Ralentissement de la Chine et contraction du commerce mondial : quel impact sur le PIB mondial ?

par Didier Borowski, Recherche, Stratégie et Analyse chez Amundi

Les turbulences financières du mois d’août s’expliquent par la crainte de voir la croissance mondiale chuter. Le changement de régime de change de la Chine et la communication très maladroite des autorités chinoises quant à leurs intentions réelles sont à l’origine du vent de panique qui a commencé à souffler (et souffle encore) sur les marchés financiers.

Pour certains, la précipitation des autorités chinoises révélait, en creux, (1) que le ralentissement économique chinois était beaucoup plus prononcé que prévu et (2) que les autorités locales étaient prêtes à utiliser tous les instruments à leur disposition pour stabiliser l’économie. Le thème de la « guerre de changes » est ainsi revenu sur le devant de la scène et les craintes de dévaluations en cascade ont fait vaciller de nombreuses devises asiatiques, implicitement ancrées à la devise chinoise (l’Asie est devenue en grande partie une « zone yuan »).

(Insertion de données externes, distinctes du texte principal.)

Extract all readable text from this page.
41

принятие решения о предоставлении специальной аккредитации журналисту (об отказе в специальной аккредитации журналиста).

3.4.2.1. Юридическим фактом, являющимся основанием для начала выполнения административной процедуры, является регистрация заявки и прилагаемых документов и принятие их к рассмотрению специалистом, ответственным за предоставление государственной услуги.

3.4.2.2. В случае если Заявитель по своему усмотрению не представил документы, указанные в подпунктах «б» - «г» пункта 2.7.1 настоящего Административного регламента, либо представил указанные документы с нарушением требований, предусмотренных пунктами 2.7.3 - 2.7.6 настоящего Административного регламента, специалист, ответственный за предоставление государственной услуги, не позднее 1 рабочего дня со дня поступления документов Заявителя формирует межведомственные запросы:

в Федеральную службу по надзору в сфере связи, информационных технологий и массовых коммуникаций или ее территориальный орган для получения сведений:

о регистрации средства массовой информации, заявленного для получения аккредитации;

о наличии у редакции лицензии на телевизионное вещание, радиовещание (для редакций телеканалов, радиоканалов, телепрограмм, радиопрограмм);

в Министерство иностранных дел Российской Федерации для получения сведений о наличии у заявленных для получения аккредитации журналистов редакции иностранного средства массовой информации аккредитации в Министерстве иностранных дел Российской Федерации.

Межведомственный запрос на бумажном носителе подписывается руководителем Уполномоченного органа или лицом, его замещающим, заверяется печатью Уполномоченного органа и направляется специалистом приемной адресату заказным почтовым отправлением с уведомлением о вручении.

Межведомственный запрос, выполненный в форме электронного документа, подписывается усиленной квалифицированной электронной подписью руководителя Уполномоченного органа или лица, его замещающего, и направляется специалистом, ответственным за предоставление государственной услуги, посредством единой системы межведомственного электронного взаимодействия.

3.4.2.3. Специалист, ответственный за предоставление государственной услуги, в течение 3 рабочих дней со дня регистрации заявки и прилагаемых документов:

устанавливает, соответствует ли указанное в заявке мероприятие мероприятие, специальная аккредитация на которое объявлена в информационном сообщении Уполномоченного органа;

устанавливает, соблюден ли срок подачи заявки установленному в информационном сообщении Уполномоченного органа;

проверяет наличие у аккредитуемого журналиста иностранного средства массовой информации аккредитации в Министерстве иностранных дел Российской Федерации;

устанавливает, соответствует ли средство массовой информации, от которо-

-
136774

La Chine étant le 1er importateur mondial de matières premières, leurs cours ont chuté ce qui a entretenu la dépréciation des devises (celles des pays exportateurs de matières premières notamment). Un mini-cercle vicieux s’est ainsi mis en place, dans lequel la baisse des devises et des matières premières se sont mutuellement entretenues. L’onde de choc s’est ensuite transmise aux marchés boursiers en Asie et dans le reste du monde.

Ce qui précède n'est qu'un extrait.